Faces Of NPR: Rodney Carmichael
Last Updated by
Faces Of NPR is a weekly feature that showcases the people behind NPR, from the voices you hear every day on the radio to the ones who work outside of the recording studio. You'll find out about what they do and what they're inspired by on the daily. This week's post features NPR's hip-hop writer, Rodney Carmichael.
Name: Rodney Carmichael
Twitter Handle: @rodneyology
Job Title: hip-hop journalist
Where You're From: The A (that's Atlanta), by way of Decatur, GA.
An Inside Look:
You're NPR Music's hip-hop reporter. What does that mean?
That's what I'm in the process of fashioning. For me, it means covering a lot more than the music. I want to cover every aspect of the culture and the ways it touches and influences everything from tech, to branding, to fashion. The global reach of the culture after 40 years is still something that hasn't been explored enough. And the cultural figures that have always fascinated me most are the people behind the artists. They're the pulse.
How did you get started here? Or what advice do you have for someone who wants a job like yours?
Hmmm. Good question (which basically means I have no clue how to answer that). But seriously, I'm probably too new to be doling out advice. I'm still trying to make an impression myself. I think finding things to obsess over as a journalist is always good. If everybody's telling the same story, find a different story to tell. And try to tell it so well that it shifts the conversation.
What's your favorite #nprlife moment?
Wow, is this a hashtag I'm not hip to? They definitely didn't mention this in orientation.
What are some of the coolest things you've worked on?
Well, I spent my first few weeks on a deep dive story about my hometown and its failure to leverage the hip-hop movement that's branded Atlanta as the capital of cool. What started out as a Migos feature around the release of the group's album, Culture, turned into a look at this ongoing culture war of sorts in the midst of the city's celebrated rise. Like I said above, I tend to obsess. *grimace emoji*
What was the last song you listened to?
Kendrick Lamar, "Feel."
(I wish it were something more obscure 'cause the whole world's listening to that right now. But it's true.) His album's pretty much been bumping nonstop in my headphones since it came out, aside from some occasional palate cleansing courtesy of some new Big Boi, new Organized Noize, and old music from this young Atlanta cat I'm just getting hip to named Deante Hitchcock. Other than that, I'm still revisiting recent releases from Smino, a cat out of St. Louis; D.C.'s own GoldLink; the latest joint from Freddie Gibbs; and Princess Nokia, whom former Alt.Latino fellow Jessica Diaz-Hurtado hipped me to.
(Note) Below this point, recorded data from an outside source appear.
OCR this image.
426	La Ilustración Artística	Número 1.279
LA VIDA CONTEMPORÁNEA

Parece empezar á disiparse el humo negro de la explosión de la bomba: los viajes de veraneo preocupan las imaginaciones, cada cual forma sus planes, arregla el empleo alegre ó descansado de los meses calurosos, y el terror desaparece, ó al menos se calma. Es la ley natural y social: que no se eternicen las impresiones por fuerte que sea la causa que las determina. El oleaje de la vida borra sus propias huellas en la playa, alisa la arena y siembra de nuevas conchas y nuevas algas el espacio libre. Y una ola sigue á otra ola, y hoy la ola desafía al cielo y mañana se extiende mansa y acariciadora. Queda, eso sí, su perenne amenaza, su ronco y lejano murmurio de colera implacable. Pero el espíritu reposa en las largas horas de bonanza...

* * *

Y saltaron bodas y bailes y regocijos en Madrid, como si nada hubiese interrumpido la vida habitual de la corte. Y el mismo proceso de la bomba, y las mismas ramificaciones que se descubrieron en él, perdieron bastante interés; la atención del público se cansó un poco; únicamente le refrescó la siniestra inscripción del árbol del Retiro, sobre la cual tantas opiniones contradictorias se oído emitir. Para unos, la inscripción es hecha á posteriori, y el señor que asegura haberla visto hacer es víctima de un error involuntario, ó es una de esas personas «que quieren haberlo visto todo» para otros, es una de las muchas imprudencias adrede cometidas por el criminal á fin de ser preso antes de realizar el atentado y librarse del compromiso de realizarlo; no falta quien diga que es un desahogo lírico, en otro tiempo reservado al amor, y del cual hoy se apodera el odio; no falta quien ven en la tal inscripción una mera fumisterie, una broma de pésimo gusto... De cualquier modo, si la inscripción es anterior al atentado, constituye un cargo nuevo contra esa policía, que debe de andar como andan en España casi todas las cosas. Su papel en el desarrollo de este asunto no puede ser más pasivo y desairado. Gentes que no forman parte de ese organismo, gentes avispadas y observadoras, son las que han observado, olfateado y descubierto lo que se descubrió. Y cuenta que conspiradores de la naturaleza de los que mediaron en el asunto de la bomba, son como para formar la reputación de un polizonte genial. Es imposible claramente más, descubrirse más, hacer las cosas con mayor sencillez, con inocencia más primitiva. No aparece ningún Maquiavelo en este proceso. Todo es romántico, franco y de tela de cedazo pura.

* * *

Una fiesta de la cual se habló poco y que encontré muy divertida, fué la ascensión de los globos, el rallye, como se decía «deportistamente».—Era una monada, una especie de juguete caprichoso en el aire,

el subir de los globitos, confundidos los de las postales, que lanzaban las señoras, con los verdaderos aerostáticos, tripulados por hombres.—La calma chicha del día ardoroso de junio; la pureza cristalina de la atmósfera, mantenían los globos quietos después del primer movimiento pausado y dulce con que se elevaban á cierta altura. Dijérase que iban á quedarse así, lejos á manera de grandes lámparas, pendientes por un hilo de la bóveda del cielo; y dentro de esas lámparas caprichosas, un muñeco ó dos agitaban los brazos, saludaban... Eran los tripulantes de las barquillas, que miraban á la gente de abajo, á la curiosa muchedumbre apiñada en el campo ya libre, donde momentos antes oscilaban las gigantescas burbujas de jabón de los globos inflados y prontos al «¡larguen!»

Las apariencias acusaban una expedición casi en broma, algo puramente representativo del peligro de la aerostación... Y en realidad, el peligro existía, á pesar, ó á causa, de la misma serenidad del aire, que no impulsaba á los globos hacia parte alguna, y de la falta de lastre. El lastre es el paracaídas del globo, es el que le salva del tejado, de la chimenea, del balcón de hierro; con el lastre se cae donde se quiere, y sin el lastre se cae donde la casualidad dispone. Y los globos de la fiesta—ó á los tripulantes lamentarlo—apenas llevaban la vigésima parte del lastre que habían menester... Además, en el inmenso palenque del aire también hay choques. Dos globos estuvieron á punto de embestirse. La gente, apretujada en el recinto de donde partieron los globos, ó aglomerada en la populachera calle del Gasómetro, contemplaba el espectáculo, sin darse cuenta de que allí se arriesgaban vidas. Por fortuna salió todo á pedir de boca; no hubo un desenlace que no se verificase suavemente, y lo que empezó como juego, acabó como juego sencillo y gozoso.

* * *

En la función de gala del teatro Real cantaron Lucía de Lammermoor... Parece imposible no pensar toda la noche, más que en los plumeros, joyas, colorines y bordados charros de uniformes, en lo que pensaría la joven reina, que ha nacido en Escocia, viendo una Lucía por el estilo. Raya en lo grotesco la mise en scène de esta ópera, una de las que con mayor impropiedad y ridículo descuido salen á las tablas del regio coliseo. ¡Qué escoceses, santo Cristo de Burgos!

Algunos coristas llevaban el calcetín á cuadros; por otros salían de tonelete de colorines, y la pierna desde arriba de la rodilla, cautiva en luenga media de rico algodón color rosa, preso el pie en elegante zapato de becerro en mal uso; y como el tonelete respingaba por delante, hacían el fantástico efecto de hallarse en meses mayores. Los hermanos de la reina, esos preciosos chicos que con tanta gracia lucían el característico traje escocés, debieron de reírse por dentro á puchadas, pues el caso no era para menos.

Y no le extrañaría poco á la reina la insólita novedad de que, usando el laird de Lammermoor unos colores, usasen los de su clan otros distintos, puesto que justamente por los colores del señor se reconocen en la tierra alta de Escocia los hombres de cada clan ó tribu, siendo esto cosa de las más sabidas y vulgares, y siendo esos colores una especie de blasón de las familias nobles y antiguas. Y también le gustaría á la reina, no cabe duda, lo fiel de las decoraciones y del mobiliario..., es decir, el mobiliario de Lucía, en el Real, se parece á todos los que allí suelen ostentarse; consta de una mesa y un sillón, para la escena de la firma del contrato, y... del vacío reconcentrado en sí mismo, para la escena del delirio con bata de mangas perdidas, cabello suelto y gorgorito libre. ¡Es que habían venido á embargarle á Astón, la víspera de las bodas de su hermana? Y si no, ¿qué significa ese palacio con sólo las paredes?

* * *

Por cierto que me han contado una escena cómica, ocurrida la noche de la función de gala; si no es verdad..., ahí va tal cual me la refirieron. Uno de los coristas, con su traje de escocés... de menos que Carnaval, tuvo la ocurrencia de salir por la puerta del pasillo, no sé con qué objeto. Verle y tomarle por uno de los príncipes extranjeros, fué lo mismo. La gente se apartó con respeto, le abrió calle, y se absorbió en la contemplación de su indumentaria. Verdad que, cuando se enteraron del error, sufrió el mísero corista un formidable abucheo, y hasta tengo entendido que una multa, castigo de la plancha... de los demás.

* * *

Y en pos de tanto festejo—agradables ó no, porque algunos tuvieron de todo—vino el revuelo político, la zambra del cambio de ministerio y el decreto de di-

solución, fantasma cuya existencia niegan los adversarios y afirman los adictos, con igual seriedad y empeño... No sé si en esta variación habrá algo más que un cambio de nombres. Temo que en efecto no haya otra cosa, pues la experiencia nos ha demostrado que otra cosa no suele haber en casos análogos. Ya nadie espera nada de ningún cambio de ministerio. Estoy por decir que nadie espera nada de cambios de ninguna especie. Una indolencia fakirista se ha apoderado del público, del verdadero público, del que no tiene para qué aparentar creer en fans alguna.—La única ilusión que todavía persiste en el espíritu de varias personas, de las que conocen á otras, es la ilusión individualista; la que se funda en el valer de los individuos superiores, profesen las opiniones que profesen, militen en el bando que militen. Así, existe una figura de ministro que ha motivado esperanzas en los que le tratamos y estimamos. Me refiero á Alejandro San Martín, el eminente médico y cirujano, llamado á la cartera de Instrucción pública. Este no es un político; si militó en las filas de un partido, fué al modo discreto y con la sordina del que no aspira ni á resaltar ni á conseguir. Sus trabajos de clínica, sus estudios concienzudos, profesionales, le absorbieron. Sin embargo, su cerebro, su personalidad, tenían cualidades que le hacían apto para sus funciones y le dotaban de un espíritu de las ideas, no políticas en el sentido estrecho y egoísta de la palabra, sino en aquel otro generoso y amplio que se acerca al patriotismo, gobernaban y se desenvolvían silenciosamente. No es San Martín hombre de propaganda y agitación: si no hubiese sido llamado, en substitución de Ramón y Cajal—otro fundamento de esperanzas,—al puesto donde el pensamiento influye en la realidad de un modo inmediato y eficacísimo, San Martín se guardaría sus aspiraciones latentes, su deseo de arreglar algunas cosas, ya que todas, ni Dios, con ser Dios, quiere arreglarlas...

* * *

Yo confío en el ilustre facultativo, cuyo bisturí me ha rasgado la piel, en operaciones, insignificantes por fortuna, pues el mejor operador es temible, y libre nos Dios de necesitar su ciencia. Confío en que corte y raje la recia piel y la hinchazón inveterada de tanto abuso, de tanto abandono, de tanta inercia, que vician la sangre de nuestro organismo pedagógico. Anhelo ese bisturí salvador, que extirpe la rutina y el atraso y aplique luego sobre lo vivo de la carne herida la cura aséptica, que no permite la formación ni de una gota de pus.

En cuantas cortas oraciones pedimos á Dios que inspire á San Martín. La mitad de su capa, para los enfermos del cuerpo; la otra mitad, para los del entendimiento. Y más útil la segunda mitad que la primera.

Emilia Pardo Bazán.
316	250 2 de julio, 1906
What were you doing before NPR?
Listening to NPR, a lot. Listening to podcasts, a lot. Covering culture in all its various forms for the Atlanta alt-weekly, Creative Loafing, and trying to find subversive approaches to writing about hip-hop that would trick hip-hop haters into reading and caring about the culture.
What's on your desk?
Nothing much yet. I haven't been here long enough to really pimp it out with cool collectibles or dope album covers. To tell you the truth, it'll probably just get junkier with time.
I'm really looking forward to this Mogul podcast series on the life and death of Chris Lighty. I just got the opportunity to interview the host, co-creator, and executive producer, Combat Jack, about it. It's the first leap into narrative storytelling for hip-hop podcasts, and I think it's going to be great for the future of the platform. Other than that, I'm currently on my second listen of S-Town. I loved the Longform episode with Brian Reed, and I'm obsessed with dissecting the making of that thing. Did I just say obsessed again?
What are you inspired by right now?
When it comes to reading, I'm an obsessive book starter. I'm on four right now: Traveling Soul, a biography of Curtis Mayfield written by his son; Go-Go Live: The Musical Life and Death of a Chocolate City by Natalie Hopkinson; How to Kill a City, a book about gentrification and inequality; and Paul Beatty's joint, The Sellout. Now, when I'll finish any of these mugs? Lord knows.
What do you love about public radio?
Everything. I love how the voices, over time, become so familiar that even listening to daily news headlines can become an intimate affair.